The U.S. contains just five percent of the world’s population, and yet 20 percent of the world’s prisoners. Something has gone badly awry when a nation is branding nearly one out of three of its citizens as criminals. Now let’s look at the demographics of that 30-percent slice of Americans who have a criminal record. According to a Center for American Progress report that’s cited in today’s WSJ column, over 60 percent of the people currently imprisoned in America are people of color, and black men are six times as likely to be locked up as their white counterparts. The same report states that 80 to 90 percent of the country’s criminal defendants are poor enough to qualify for a public defender—meaning that theoretically, they can not afford a lawyer on their own. Assuming that the prison population looks something like the population of arrestees, the 30 percent is largely poor and not white.
Then there are the terrors of prison itself, which are well documented. But consider what happens to a person after they’re released from jail, or even if they never go to jail in the first place. Widespread and legal employment discrimination exists against people with criminal records in the U.S., as does discrimination for access to things like public housing and federal assistance for college tuition. Even if you’ve been arrested but not convicted of a crime, that arrest may remain on record and hinder your ability to get hired. If you’re convicted of a felony, your chances of procuring essentials like housing and a higher education are even worse.
Let’s say you’re a teenaged black male living in public housing in an impoverished neighborhood. Your local public schools are far inferior to those in wealthy neighborhoods, and you’re financially cut off from private schooling. Without a good education, your opportunities for economic betterment are few, so you turn to selling drugs. Because drug enforcement across the country favors arrests in poor and nonwhite communities, you’re arrested outside your apartment. You become one of the 30 percent.
You do your time, and when you get out you’re eager to turn your life around. But that isn’t so easy. Depending on the state in which you live and the nature of your conviction, you may be barred from living in public housing—the only housing you can afford. Employers may be allowed to ask about your criminal history and disqualify you for telling the truth. If you have a felony conviction, what meager chance you had of attending college to begin with may be demolished by reduced access to federal loans. You’ve got no place to live, you’ve tried and failed to make a living legally. What other option do you have besides selling drugs again? Eventually, you go back to jail, and as a repeat offender your chances of a felony conviction are higher. The process repeats itself.

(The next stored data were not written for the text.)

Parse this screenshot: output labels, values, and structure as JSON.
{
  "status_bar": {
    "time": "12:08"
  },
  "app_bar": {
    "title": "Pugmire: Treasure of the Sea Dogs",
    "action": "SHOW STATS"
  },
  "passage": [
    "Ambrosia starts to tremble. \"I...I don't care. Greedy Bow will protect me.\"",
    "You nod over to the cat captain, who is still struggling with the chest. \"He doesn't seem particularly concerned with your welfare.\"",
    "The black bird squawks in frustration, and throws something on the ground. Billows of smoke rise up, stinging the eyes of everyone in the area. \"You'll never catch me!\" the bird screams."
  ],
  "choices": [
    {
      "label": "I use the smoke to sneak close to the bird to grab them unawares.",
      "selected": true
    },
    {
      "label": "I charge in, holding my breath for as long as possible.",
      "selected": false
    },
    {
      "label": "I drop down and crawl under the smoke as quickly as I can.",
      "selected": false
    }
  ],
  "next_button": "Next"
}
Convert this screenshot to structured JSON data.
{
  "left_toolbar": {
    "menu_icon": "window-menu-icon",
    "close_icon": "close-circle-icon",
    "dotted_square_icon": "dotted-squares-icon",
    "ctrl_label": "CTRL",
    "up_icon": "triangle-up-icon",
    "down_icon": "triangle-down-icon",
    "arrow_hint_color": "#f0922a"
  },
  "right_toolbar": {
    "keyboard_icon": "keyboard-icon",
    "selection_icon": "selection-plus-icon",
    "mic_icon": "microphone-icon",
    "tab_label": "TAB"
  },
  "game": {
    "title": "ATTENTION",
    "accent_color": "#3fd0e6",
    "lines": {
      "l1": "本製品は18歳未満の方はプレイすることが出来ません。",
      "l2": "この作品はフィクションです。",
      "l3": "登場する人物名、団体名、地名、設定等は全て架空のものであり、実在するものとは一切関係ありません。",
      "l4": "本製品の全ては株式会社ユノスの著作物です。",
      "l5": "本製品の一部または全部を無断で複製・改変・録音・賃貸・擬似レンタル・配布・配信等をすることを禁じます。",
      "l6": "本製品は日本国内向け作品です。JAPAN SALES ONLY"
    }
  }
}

Meanwhile, the white college senior across town has been selling coke to partygoers for his entire four-year tenure. The cops don’t patrol his dorm building like they do your housing project, and they don’t make Terry stops in his upscale neighborhood like they do in your ghetto. You’ve committed the same crimes, but he never encounters the police, never gets wrapped up in the criminal justice system. You are one of the 30 percent. He is not. He goes on to become a doctor, a lawyer, a banker, a cop.